Last month, Mr Sirika, hinted that the controversial national carrier will commence operation before the swearing-in of a new administration on 29 May.



"Operation of local and international flights will commence soon. Before the end of this administration, before May 29, we will fly," Mr Sirika said then, adding that "Negotiation meetings with the Ethiopian Airlines Group Consortium and the Federal Government of Nigeria are ongoing. Next step: Federal Executive Council approval of the Full Business Case."


Airline Licensing


While recounting some of the successes achieved so far in his reign at the aviation ministry, the Minister said more than 50 per cent of the airlines in the country today were licensed under the Buhari-led administration.


"One of the airlines, United, that went to court today, we gave him the licence-the Buhari government and he's never been to the office of the minister. He didn't even know it. We gave him the licence. The first time I saw him was at the commissioning of Ogun airport," Mr Sirika said.



"Rano Air, Uza Air, all of them. Even Air Peace, which is the biggest airline, when we came in 2015 how many airlines did they have? The growth and robustness of Air Peace is because we gave them the enabling environment as a Buhari government to do it.

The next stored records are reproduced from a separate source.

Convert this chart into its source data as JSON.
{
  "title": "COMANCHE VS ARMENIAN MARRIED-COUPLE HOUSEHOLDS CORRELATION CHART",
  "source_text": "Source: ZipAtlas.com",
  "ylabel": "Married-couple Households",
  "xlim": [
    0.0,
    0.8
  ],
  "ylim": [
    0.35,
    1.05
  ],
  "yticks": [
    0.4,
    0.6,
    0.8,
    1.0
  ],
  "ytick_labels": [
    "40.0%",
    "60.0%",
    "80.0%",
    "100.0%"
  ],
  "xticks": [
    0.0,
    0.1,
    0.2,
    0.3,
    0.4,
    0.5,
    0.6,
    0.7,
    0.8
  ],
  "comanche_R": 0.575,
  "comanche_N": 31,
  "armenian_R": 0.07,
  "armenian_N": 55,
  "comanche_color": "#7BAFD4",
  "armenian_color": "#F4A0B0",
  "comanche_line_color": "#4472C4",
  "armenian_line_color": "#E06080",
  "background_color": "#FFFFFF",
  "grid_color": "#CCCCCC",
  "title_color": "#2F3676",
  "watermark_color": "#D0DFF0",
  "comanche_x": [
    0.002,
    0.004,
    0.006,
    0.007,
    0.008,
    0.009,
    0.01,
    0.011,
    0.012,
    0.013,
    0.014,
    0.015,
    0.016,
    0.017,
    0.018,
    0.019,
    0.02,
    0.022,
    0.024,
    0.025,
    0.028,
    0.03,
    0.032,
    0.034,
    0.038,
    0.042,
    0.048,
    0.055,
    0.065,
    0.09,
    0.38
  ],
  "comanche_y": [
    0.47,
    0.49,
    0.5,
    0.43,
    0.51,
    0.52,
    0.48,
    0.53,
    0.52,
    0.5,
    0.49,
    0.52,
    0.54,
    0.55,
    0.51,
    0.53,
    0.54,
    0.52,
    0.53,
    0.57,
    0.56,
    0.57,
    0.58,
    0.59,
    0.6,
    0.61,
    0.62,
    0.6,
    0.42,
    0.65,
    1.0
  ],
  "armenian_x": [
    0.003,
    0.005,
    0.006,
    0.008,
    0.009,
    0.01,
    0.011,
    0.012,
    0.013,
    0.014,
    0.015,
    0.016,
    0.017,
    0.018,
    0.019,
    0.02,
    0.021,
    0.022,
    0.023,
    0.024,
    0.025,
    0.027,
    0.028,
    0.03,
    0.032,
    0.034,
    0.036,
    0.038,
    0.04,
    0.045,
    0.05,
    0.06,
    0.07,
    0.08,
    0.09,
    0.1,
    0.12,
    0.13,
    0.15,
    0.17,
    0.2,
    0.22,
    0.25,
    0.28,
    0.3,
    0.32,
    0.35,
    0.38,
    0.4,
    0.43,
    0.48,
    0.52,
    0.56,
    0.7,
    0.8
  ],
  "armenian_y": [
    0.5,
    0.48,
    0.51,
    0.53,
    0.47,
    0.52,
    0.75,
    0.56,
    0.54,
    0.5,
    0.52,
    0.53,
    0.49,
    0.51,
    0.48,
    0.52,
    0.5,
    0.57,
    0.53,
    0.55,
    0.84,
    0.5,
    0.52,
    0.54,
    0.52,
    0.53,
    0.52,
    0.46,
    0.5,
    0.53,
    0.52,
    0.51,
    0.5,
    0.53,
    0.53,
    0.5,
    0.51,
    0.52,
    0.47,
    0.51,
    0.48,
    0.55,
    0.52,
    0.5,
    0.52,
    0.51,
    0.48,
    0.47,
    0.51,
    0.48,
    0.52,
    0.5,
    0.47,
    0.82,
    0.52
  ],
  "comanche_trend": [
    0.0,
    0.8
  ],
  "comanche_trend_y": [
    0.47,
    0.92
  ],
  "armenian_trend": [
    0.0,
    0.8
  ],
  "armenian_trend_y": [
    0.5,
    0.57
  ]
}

So, we didn't stop anybody from doing it."


Based on this, the minister emphasised that the Buhari administration will give Nigeria the airline it deserves for the market, for the population, for the centrality and for everything.


Sustainability


Speaking on sustainable plans, Mr Sirika said: "Well, we are committed and luckily it is APC that will be in power again. We are committed to this project. This project is good for the Nigerian economy, for the travelling people."


"You will all agree with me that unfortunately from the time of Cabo, Okada, Harco, Chanchangi, Albarka, and the rest of them, about 60 of them went down the drain," he noted.


"But it's an individual choice. And no one has stopped any airline in Nigeria, Max Air, United, all of them, they will go and bring in competencies but if they want to run it the way they are, it's their choice and their business, but we will get them to do it and give Nigerians what they deserve," the minister said.


Mr Sirika assured Nigerians that the indigenous airline will be established and the incumbent government has no choice but to run with it.


"And the reason is 95 per cent is not government owned 95 per cent is owned by entrepreneurs. So the coming of the next government which is APC, won't throw the investment away because it's not their government so it will continue," he added.